En live, cela donnait ceci :

Face à ces difficultés financières, une autre solution c’est d’attribuer tous les maux au gouvernement. C’est vrai que, depuis 12 ans, sous la droite comme sous la gauche, il s’est produit une dérive grandissante pour le transfert des allocations de solidarité. Ce sont les départements qui financent une politique de l’État mais l’État ne leur en donne pas totalement les moyens. Éric Doligé nous avait habitués à de pleines pages de publicité outrancière dans les journaux pour se plaindre d’une pratique qui ne le dérangeait que depuis l’arrivée de la gauche au pouvoir. L’association des Départements de France, une sorte de fédération des présidents de conseils départementaux, négocie âprement avec le gouvernement pour trouver le moyen d’éviter la faillite des collectivités les plus fragiles. Elle vient d’adopter cette année une motion en ce sens.
Elle était présentée aux élus du Loiret le 19 novembre dernier et je me suis abstenu au moment d’en faire une position officielle de notre conseil départemental car ce texte, s’il évite les excès que l’on a pu connaître par le passé, ne contient pas moins qu’une menace de ne plus payer le RSA au cas où le gouvernement ne cède pas. Ce serait mettre des gens sans défense au cœur du conflit politique et administratif et cela ne me paraît pas correct. Un peu comme si, face à un État ne lui donnant pas les moyens d’assurer l’entretien des routes, le Département décidait de bloquer toute la circulation.
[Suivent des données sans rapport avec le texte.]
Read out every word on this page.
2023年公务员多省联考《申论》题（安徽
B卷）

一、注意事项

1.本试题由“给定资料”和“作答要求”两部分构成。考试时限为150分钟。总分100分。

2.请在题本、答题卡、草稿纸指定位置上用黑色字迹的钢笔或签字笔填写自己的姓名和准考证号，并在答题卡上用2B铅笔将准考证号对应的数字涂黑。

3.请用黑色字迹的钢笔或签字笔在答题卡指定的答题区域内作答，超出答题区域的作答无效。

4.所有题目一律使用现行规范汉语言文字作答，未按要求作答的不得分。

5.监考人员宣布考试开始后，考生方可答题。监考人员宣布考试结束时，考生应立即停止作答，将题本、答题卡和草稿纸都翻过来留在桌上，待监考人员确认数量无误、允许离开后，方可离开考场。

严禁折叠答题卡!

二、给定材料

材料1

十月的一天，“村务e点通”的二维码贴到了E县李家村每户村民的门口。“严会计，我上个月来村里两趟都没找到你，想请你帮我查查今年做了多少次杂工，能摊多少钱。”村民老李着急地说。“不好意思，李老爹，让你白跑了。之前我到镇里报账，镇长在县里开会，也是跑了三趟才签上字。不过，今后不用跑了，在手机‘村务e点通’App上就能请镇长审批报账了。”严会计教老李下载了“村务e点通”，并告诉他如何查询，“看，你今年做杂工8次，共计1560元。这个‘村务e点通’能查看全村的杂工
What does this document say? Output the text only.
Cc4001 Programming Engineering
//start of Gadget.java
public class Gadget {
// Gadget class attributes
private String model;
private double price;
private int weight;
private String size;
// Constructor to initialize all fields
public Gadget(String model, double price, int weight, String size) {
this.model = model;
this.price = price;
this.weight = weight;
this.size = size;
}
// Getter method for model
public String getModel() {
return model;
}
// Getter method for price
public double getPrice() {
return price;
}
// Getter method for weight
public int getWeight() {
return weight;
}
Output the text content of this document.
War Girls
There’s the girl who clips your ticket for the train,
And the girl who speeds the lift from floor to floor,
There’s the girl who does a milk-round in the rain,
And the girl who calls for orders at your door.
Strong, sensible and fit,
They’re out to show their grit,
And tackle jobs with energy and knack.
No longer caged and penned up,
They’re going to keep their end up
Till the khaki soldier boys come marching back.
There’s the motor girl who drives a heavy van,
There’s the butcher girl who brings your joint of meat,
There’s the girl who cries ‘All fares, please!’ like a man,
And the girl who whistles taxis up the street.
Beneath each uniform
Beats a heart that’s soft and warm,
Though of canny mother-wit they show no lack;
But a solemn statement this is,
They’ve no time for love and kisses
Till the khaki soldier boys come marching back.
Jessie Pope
Malheureusement, en matière de routes, il n’est jamais question d’arrêter les dépenses dans le Loiret. Je développerai dans un autre billet les débats qui se sont tenus à propos du projet de pont entre Mardié et Darvoy. Son inscription dans le cadre du projet de mandat impose des choix budgétaires drastiques et c’est regrettable.
C’est en partie pour ce projet pharamineux que « le plan pluriannuel d’investissement a été conçu avec des dépenses atteignant cent millions par an, ce qui nous obligerait à accroître encore une dette déjà difficilement supportable. Je déplore ce dogme qui dévalorise les dépenses de fonctionnement et sanctuarise les investissements. Même la Cour des comptes explique dans son dernier rapport sur les collectivités territoriales que l’essentiel est de faire des dépenses utiles, qu’elles relèvent, en comptabilité publique, soit du fonctionnement, soit de l’investissement ».
Je suis bien entendu favorable au plan de rénovation ou reconstruction d’établissements pour personnes âgées, je ne m’opposerai pas à la construction d’un nouveau collège à Pithiviers ou Orléans, je pense qu’il est important de maintenir les routes existantes en bon état et même les châteaux dont le Département est propriétaire doivent être entretenus. Mais je suis convaincu qu’un projet de mandat cohérent doit arriver à faire cela sans augmenter la dette, voire en la diminuant. Sans cette limitation de nos investissements à long terme, il ne reste plus aucune marge pour décider des politiques menées en continu comme l’autonomie des personnes handicapées, la protection de l’enfance ou favoriser l’égal accès à la culture.
« Enfin, s’agissant de stratégie dans la durée, je me serais attendu à une prédominance des actions qui anticipent plutôt que celles qui réparent. Ainsi, la prévention spécialisée plutôt que les caméras de vidéosurveillance. Plus globalement, un projet d’accès juste et équitable aux droits sociaux, soit une meilleure prise en charge des personnes dans le besoin et la prévention de la fraude par un accompagnement renforcé plutôt qu’une répression accrue venant a posteriori ».

Voilà ce qui m’empêcha d’approuver le projet de mandat.